May 16, 2013   ·     ·   Jump to comments
Article Source: Bleacher Report - New York Yankees

There has been an increasing movement on social media to urge Jim Leyland to select famed Yankees reliever Mariano Rivera as the starter for this summer’s All-Star Game.  Most of the push is coming from Yankees supporters in the gargantuan New York media market.

Make no mistake, Rivera deserves to be in the All-Star Game.  He has 16 saves in 16 opportunities, giving up only 3 runs in 18 frames of work.

However, I think starting him is a bad idea, for several reasons that amount to jeopardizing home-field advantage for the Yankees or another AL team this October.

The first is that Mariano Rivera is a closer, not a starter. As a starter, Rivera has a calamitous 5.94 ERA, surrendering a gosh-awful .852 OPS.  Not exactly the type of numbers you want for your All-Star starter.

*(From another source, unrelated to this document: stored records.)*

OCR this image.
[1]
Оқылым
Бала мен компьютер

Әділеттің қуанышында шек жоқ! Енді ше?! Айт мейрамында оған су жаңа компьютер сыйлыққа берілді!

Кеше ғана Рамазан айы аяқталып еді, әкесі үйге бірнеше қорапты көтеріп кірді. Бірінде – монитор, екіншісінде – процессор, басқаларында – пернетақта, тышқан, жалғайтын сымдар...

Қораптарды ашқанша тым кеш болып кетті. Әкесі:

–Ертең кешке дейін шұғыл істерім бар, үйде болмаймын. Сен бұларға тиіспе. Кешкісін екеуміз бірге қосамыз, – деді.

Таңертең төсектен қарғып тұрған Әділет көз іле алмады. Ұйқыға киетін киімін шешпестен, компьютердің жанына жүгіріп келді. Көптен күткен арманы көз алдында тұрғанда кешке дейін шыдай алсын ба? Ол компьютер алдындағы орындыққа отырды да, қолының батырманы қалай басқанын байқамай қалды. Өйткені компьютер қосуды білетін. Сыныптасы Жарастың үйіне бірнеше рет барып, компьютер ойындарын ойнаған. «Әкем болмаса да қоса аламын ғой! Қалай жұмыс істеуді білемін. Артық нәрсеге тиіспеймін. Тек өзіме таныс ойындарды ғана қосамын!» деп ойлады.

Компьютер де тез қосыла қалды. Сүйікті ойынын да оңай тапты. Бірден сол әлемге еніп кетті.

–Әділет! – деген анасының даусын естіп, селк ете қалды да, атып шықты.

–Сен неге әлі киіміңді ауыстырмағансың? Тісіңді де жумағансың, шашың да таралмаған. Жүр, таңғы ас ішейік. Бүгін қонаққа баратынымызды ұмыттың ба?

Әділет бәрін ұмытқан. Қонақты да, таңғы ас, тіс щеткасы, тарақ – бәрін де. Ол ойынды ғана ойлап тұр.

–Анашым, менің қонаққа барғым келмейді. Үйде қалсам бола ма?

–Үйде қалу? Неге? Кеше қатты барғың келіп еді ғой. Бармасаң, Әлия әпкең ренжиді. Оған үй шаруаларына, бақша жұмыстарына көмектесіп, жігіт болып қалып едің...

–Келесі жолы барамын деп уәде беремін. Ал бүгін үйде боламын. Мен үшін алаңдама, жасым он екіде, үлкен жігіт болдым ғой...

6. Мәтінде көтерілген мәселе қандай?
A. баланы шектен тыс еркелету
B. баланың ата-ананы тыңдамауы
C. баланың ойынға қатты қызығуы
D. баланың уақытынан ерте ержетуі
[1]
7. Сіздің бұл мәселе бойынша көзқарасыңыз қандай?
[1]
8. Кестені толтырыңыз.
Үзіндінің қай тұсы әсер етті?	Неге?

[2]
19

Yes, those numbers came in 1995, and Rivera hasn’t started a game since then.  Not starting a game in well over a decade, particularly when there are people who have started many games effectively since then, seems to be another strike against a Rivera start.

Mariano Rivera is largely a one-inning, one-pitch man; his last appearance of more than three outs came back in 2011.  Starters in the All-Star Game nearly always pitch a second inning.

Also, there is the fact that there are deserving starting pitchers.  Felix Hernandez, with 8 quality starts and a 5-2 record, is the first name that comes to mind.  Hernandez has a sub-1.00 WHIP, and has allowed 11 runs in 64-and-two-thirds frames, during which he has amassed 64 strikeouts.

King Felix’s WAR (at least according to ESPN) is a full 2 wins better than Mo’s.  Felix also has a broader arsenal of pitches than Mo.

Clay Buchholz and Chris Sale also make much stronger cases for the starter’s helm in the Midsummer Classic than Rivera does.  Even relievers Casey Janssen and Tom Wilhelmsen have better WAR and better ERA numbers than Rivera.

A much more symbolic gesture would be to bring Rivera in in the bottom of the ninth (and, yes, will be the bottom of the ninth, as the game is in an NL park), and him retire a side of batters, much as he has been doing for the past two decade.

Bottom line: Rivera is probably the greatest active pitcher, but by no stretch of the imagination is he the greatest active starter.